Côte d'Ivoire : Sam l'Africain lâché par la communauté libanaise.

Arrêté le 11 mars 2017 pour avoir tenu des propos soi-disant "xénophobes" et incitant à la "révolte", Sam l'Africain ne pourra compter sur le lobbying de la communauté libanaise de Côte d’Ivoire. Celle-ci a produit un communiqué dans lequel elle apporte son soutien total au président de la République, tout en se désolidarisant de l’homme d’affaires et politicien ivoirien d'origine libanaise.

Sam l'Africain un peu plus seul face aux séducteurs de Ouattara.

Alors que Sam l'Africain est détenu à la MACA pour des raisons peu évidentes, la communauté libanaise de Côte d'Ivoire décide de l’abandonner. Une déclaration de celle-ci marque sa prise de distance avec le président de la NACIP en des termes très clairs. « La Communauté libanaise condamne fermement les propos de Sam Jichi, dit « Sam l’Africain » avec la dernière énergie », dit le communiqué signé de M. Attié Yéya Nayef, Président de la Communauté libanaise de San Pedro et Vice-Président national de la communauté libanaise de Côte d’Ivoire.

Ce dernier rajoute : « Nous tenons, au nom de la Communauté libanaise de Côte d’Ivoire, à exprimer notre soutien total au Président de la Côte d’Ivoire et à son gouvernement.»

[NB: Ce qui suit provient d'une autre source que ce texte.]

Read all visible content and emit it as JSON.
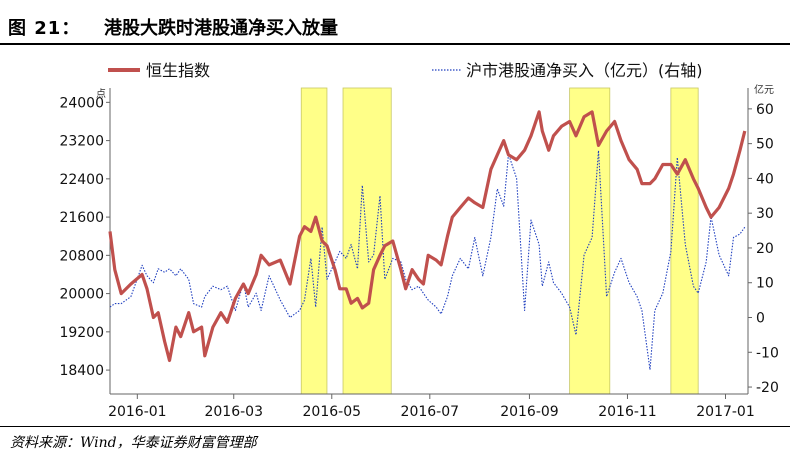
{
  "header": {
    "figure_label": "图 21：",
    "title": "港股大跌时港股通净买入放量"
  },
  "footer": {
    "source": "资料来源：Wind，华泰证券财富管理部"
  },
  "chart_data": {
    "type": "line",
    "unit_left": "点",
    "unit_right": "亿元",
    "x_ticks": [
      "2016-01",
      "2016-03",
      "2016-05",
      "2016-07",
      "2016-09",
      "2016-11",
      "2017-01"
    ],
    "x_range": [
      "2015-12-15",
      "2017-01-15"
    ],
    "y_left": {
      "ticks": [
        18400,
        19200,
        20000,
        20800,
        21600,
        22400,
        23200,
        24000
      ],
      "range": [
        17900,
        24300
      ]
    },
    "y_right": {
      "ticks": [
        -20,
        -10,
        0,
        10,
        20,
        30,
        40,
        50,
        60
      ],
      "range": [
        -22,
        66
      ]
    },
    "highlight_periods": [
      {
        "start": "2016-04-12",
        "end": "2016-04-28"
      },
      {
        "start": "2016-05-08",
        "end": "2016-06-07"
      },
      {
        "start": "2016-09-26",
        "end": "2016-10-21"
      },
      {
        "start": "2016-11-28",
        "end": "2016-12-15"
      }
    ],
    "series": [
      {
        "name": "恒生指数",
        "axis": "left",
        "color": "#c0504d",
        "style": "solid",
        "points": [
          [
            "2015-12-15",
            21300
          ],
          [
            "2015-12-18",
            20500
          ],
          [
            "2015-12-22",
            20000
          ],
          [
            "2015-12-28",
            20200
          ],
          [
            "2016-01-04",
            20400
          ],
          [
            "2016-01-07",
            20100
          ],
          [
            "2016-01-11",
            19500
          ],
          [
            "2016-01-14",
            19600
          ],
          [
            "2016-01-18",
            19000
          ],
          [
            "2016-01-21",
            18600
          ],
          [
            "2016-01-25",
            19300
          ],
          [
            "2016-01-28",
            19100
          ],
          [
            "2016-02-02",
            19600
          ],
          [
            "2016-02-05",
            19200
          ],
          [
            "2016-02-10",
            19300
          ],
          [
            "2016-02-12",
            18700
          ],
          [
            "2016-02-17",
            19300
          ],
          [
            "2016-02-22",
            19600
          ],
          [
            "2016-02-26",
            19400
          ],
          [
            "2016-03-02",
            19900
          ],
          [
            "2016-03-07",
            20200
          ],
          [
            "2016-03-10",
            20000
          ],
          [
            "2016-03-15",
            20400
          ],
          [
            "2016-03-18",
            20800
          ],
          [
            "2016-03-23",
            20600
          ],
          [
            "2016-03-30",
            20700
          ],
          [
            "2016-04-05",
            20200
          ],
          [
            "2016-04-11",
            21200
          ],
          [
            "2016-04-14",
            21400
          ],
          [
            "2016-04-18",
            21300
          ],
          [
            "2016-04-21",
            21600
          ],
          [
            "2016-04-25",
            21100
          ],
          [
            "2016-04-28",
            21000
          ],
          [
            "2016-05-03",
            20500
          ],
          [
            "2016-05-06",
            20100
          ],
          [
            "2016-05-10",
            20100
          ],
          [
            "2016-05-13",
            19800
          ],
          [
            "2016-05-17",
            19900
          ],
          [
            "2016-05-20",
            19700
          ],
          [
            "2016-05-24",
            19800
          ],
          [
            "2016-05-27",
            20500
          ],
          [
            "2016-05-31",
            20800
          ],
          [
            "2016-06-03",
            21000
          ],
          [
            "2016-06-08",
            21100
          ],
          [
            "2016-06-13",
            20500
          ],
          [
            "2016-06-16",
            20100
          ],
          [
            "2016-06-20",
            20500
          ],
          [
            "2016-06-24",
            20300
          ],
          [
            "2016-06-27",
            20200
          ],
          [
            "2016-06-30",
            20800
          ],
          [
            "2016-07-05",
            20700
          ],
          [
            "2016-07-08",
            20600
          ],
          [
            "2016-07-12",
            21200
          ],
          [
            "2016-07-15",
            21600
          ],
          [
            "2016-07-20",
            21800
          ],
          [
            "2016-07-25",
            22000
          ],
          [
            "2016-07-29",
            21900
          ],
          [
            "2016-08-03",
            21800
          ],
          [
            "2016-08-08",
            22600
          ],
          [
            "2016-08-12",
            22900
          ],
          [
            "2016-08-16",
            23200
          ],
          [
            "2016-08-19",
            22900
          ],
          [
            "2016-08-24",
            22800
          ],
          [
            "2016-08-29",
            23000
          ],
          [
            "2016-09-02",
            23300
          ],
          [
            "2016-09-07",
            23800
          ],
          [
            "2016-09-09",
            23400
          ],
          [
            "2016-09-13",
            23000
          ],
          [
            "2016-09-16",
            23300
          ],
          [
            "2016-09-21",
            23500
          ],
          [
            "2016-09-26",
            23600
          ],
          [
            "2016-09-30",
            23300
          ],
          [
            "2016-10-05",
            23700
          ],
          [
            "2016-10-10",
            23800
          ],
          [
            "2016-10-14",
            23100
          ],
          [
            "2016-10-19",
            23400
          ],
          [
            "2016-10-24",
            23600
          ],
          [
            "2016-10-28",
            23200
          ],
          [
            "2016-11-02",
            22800
          ],
          [
            "2016-11-07",
            22600
          ],
          [
            "2016-11-10",
            22300
          ],
          [
            "2016-11-15",
            22300
          ],
          [
            "2016-11-18",
            22400
          ],
          [
            "2016-11-23",
            22700
          ],
          [
            "2016-11-28",
            22700
          ],
          [
            "2016-12-02",
            22500
          ],
          [
            "2016-12-07",
            22800
          ],
          [
            "2016-12-12",
            22400
          ],
          [
            "2016-12-15",
            22200
          ],
          [
            "2016-12-20",
            21800
          ],
          [
            "2016-12-23",
            21600
          ],
          [
            "2016-12-28",
            21800
          ],
          [
            "2017-01-03",
            22200
          ],
          [
            "2017-01-06",
            22500
          ],
          [
            "2017-01-10",
            23000
          ],
          [
            "2017-01-13",
            23400
          ]
        ]
      },
      {
        "name": "沪市港股通净买入（亿元）(右轴)",
        "axis": "right",
        "color": "#1f3fbf",
        "style": "dotted",
        "points": [
          [
            "2015-12-15",
            3
          ],
          [
            "2015-12-18",
            4
          ],
          [
            "2015-12-22",
            4
          ],
          [
            "2015-12-28",
            6
          ],
          [
            "2016-01-04",
            15
          ],
          [
            "2016-01-07",
            12
          ],
          [
            "2016-01-11",
            10
          ],
          [
            "2016-01-14",
            14
          ],
          [
            "2016-01-18",
            13
          ],
          [
            "2016-01-21",
            14
          ],
          [
            "2016-01-25",
            12
          ],
          [
            "2016-01-28",
            14
          ],
          [
            "2016-02-02",
            11
          ],
          [
            "2016-02-05",
            4
          ],
          [
            "2016-02-10",
            3
          ],
          [
            "2016-02-12",
            6
          ],
          [
            "2016-02-17",
            9
          ],
          [
            "2016-02-22",
            8
          ],
          [
            "2016-02-26",
            9
          ],
          [
            "2016-03-02",
            2
          ],
          [
            "2016-03-07",
            10
          ],
          [
            "2016-03-10",
            3
          ],
          [
            "2016-03-15",
            7
          ],
          [
            "2016-03-18",
            2
          ],
          [
            "2016-03-23",
            12
          ],
          [
            "2016-03-30",
            5
          ],
          [
            "2016-04-05",
            0
          ],
          [
            "2016-04-11",
            2
          ],
          [
            "2016-04-14",
            5
          ],
          [
            "2016-04-18",
            17
          ],
          [
            "2016-04-21",
            3
          ],
          [
            "2016-04-25",
            26
          ],
          [
            "2016-04-28",
            11
          ],
          [
            "2016-05-03",
            16
          ],
          [
            "2016-05-06",
            19
          ],
          [
            "2016-05-10",
            17
          ],
          [
            "2016-05-13",
            21
          ],
          [
            "2016-05-17",
            14
          ],
          [
            "2016-05-20",
            38
          ],
          [
            "2016-05-24",
            16
          ],
          [
            "2016-05-27",
            18
          ],
          [
            "2016-05-31",
            35
          ],
          [
            "2016-06-03",
            11
          ],
          [
            "2016-06-08",
            17
          ],
          [
            "2016-06-13",
            16
          ],
          [
            "2016-06-16",
            11
          ],
          [
            "2016-06-20",
            8
          ],
          [
            "2016-06-24",
            9
          ],
          [
            "2016-06-27",
            7
          ],
          [
            "2016-06-30",
            5
          ],
          [
            "2016-07-05",
            3
          ],
          [
            "2016-07-08",
            1
          ],
          [
            "2016-07-12",
            6
          ],
          [
            "2016-07-15",
            12
          ],
          [
            "2016-07-20",
            17
          ],
          [
            "2016-07-25",
            14
          ],
          [
            "2016-07-29",
            23
          ],
          [
            "2016-08-03",
            12
          ],
          [
            "2016-08-08",
            23
          ],
          [
            "2016-08-12",
            37
          ],
          [
            "2016-08-16",
            32
          ],
          [
            "2016-08-19",
            47
          ],
          [
            "2016-08-24",
            40
          ],
          [
            "2016-08-29",
            2
          ],
          [
            "2016-09-02",
            28
          ],
          [
            "2016-09-07",
            21
          ],
          [
            "2016-09-09",
            9
          ],
          [
            "2016-09-13",
            16
          ],
          [
            "2016-09-16",
            10
          ],
          [
            "2016-09-21",
            7
          ],
          [
            "2016-09-26",
            3
          ],
          [
            "2016-09-30",
            -5
          ],
          [
            "2016-10-05",
            18
          ],
          [
            "2016-10-10",
            23
          ],
          [
            "2016-10-14",
            48
          ],
          [
            "2016-10-19",
            6
          ],
          [
            "2016-10-24",
            13
          ],
          [
            "2016-10-28",
            17
          ],
          [
            "2016-11-02",
            10
          ],
          [
            "2016-11-07",
            6
          ],
          [
            "2016-11-10",
            2
          ],
          [
            "2016-11-15",
            -15
          ],
          [
            "2016-11-18",
            2
          ],
          [
            "2016-11-23",
            7
          ],
          [
            "2016-11-28",
            19
          ],
          [
            "2016-12-02",
            46
          ],
          [
            "2016-12-07",
            21
          ],
          [
            "2016-12-12",
            9
          ],
          [
            "2016-12-15",
            7
          ],
          [
            "2016-12-20",
            16
          ],
          [
            "2016-12-23",
            29
          ],
          [
            "2016-12-28",
            18
          ],
          [
            "2017-01-03",
            12
          ],
          [
            "2017-01-06",
            23
          ],
          [
            "2017-01-10",
            24
          ],
          [
            "2017-01-13",
            26
          ]
        ]
      }
    ]
  }
}
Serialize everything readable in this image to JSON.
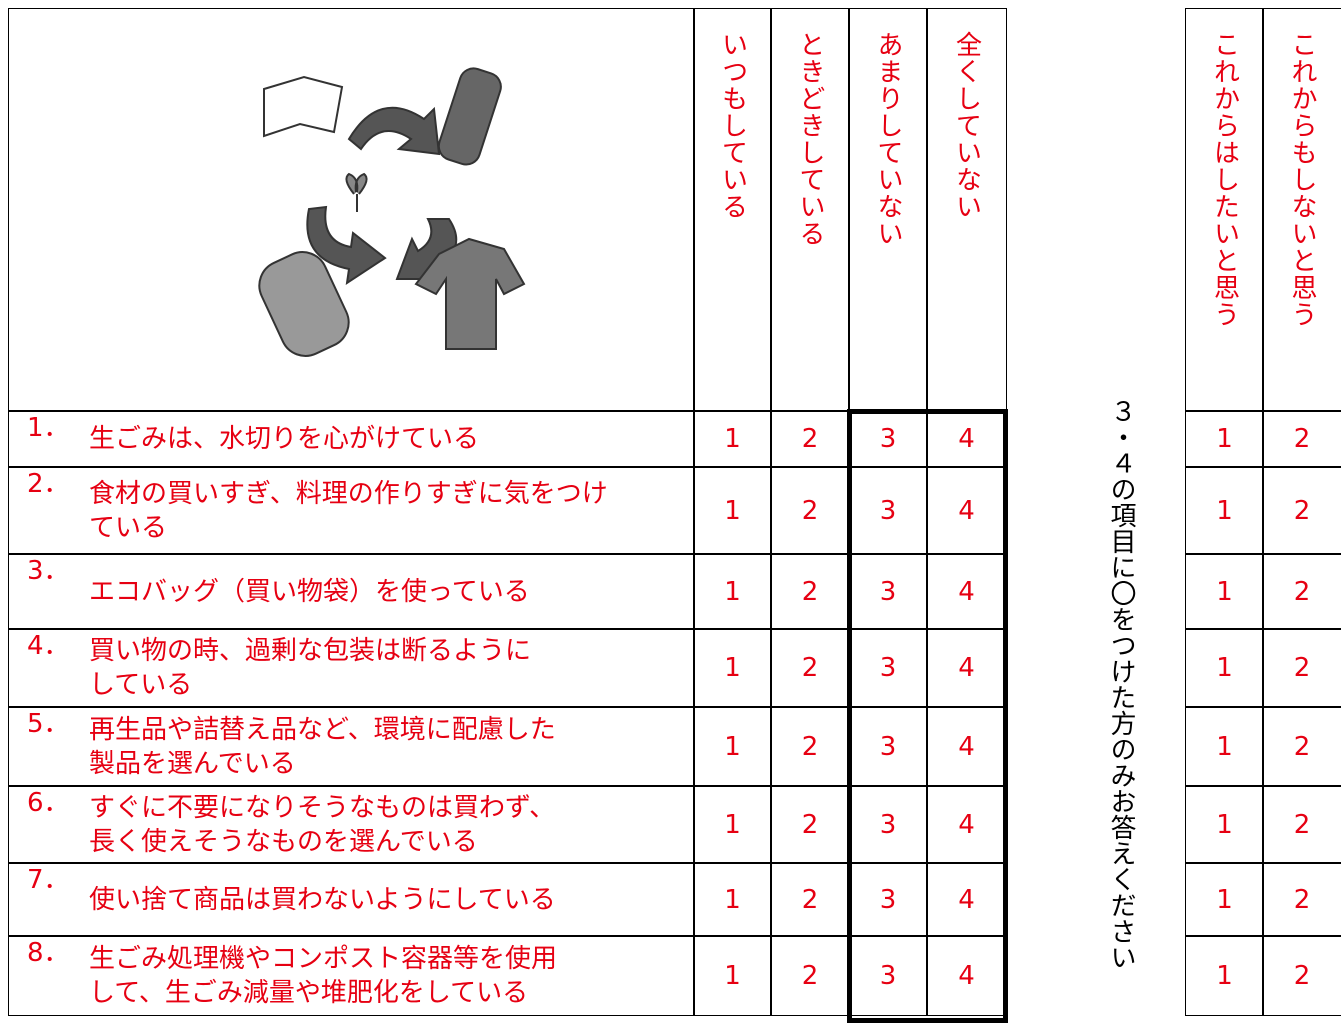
{
  "table": {
    "headers": [
      "いつもしている",
      "ときどきしている",
      "あまりしていない",
      "全くしていない"
    ],
    "after_headers": [
      "これからはしたいと思う",
      "これからもしないと思う"
    ],
    "note": "３・４の項目に〇をつけた方のみお答えください",
    "rows": [
      {
        "number": "1．",
        "lines": [
          "生ごみは、水切りを心がけている"
        ],
        "choices": [
          1,
          2,
          3,
          4
        ],
        "after": [
          1,
          2
        ]
      },
      {
        "number": "2．",
        "lines": [
          "食材の買いすぎ、料理の作りすぎに気をつけ",
          "ている"
        ],
        "choices": [
          1,
          2,
          3,
          4
        ],
        "after": [
          1,
          2
        ]
      },
      {
        "number": "3．",
        "lines": [
          "エコバッグ（買い物袋）を使っている"
        ],
        "choices": [
          1,
          2,
          3,
          4
        ],
        "after": [
          1,
          2
        ]
      },
      {
        "number": "4．",
        "lines": [
          "買い物の時、過剰な包装は断るように",
          "している"
        ],
        "choices": [
          1,
          2,
          3,
          4
        ],
        "after": [
          1,
          2
        ]
      },
      {
        "number": "5．",
        "lines": [
          "再生品や詰替え品など、環境に配慮した",
          "製品を選んでいる"
        ],
        "choices": [
          1,
          2,
          3,
          4
        ],
        "after": [
          1,
          2
        ]
      },
      {
        "number": "6．",
        "lines": [
          "すぐに不要になりそうなものは買わず、",
          "長く使えそうなものを選んでいる"
        ],
        "choices": [
          1,
          2,
          3,
          4
        ],
        "after": [
          1,
          2
        ]
      },
      {
        "number": "7．",
        "lines": [
          "使い捨て商品は買わないようにしている"
        ],
        "choices": [
          1,
          2,
          3,
          4
        ],
        "after": [
          1,
          2
        ]
      },
      {
        "number": "8．",
        "lines": [
          "生ごみ処理機やコンポスト容器等を使用",
          "して、生ごみ減量や堆肥化をしている"
        ],
        "choices": [
          1,
          2,
          3,
          4
        ],
        "after": [
          1,
          2
        ]
      }
    ]
  }
}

Mais que pouvait réellement attendre Sam l'Africain d'une communauté qui, on le sait, est majoritairement composée d'hommes d'affaires ? Quel investisseur voudrait avoir des problèmes avec le gouvernement du pays où il prospère ? Sam l’Africain qui n’est de toute façon pas communautariste - son épouse est ivoirienne d’origine - n’a plus qu’à compter sur la lucidité de la justice de son pays pour le sortir de la MACA. Le Procureur de la République de Côte d’Ivoire lui reproche d’avoir tenu des propos graves, ce que ne confirment pourtant pas les paroles de l’intéressé dans la vidéo de son dernier meeting de Yopougon, commune où il a échoué aux dernières élections législatives malgré le soutien du FPI (Affi N’Guessan).

Sam l’Africain, une victime devenue le bourreau

« Si je suis Libanais, c’est que Ouattara est Burkinabé », répondait Sam à ceux qui veulent le réduire au silence dans la politique ivoirienne à cause de ses origines libanaises. Selon ses avocats, il sera entendu par la justice le 31 mars.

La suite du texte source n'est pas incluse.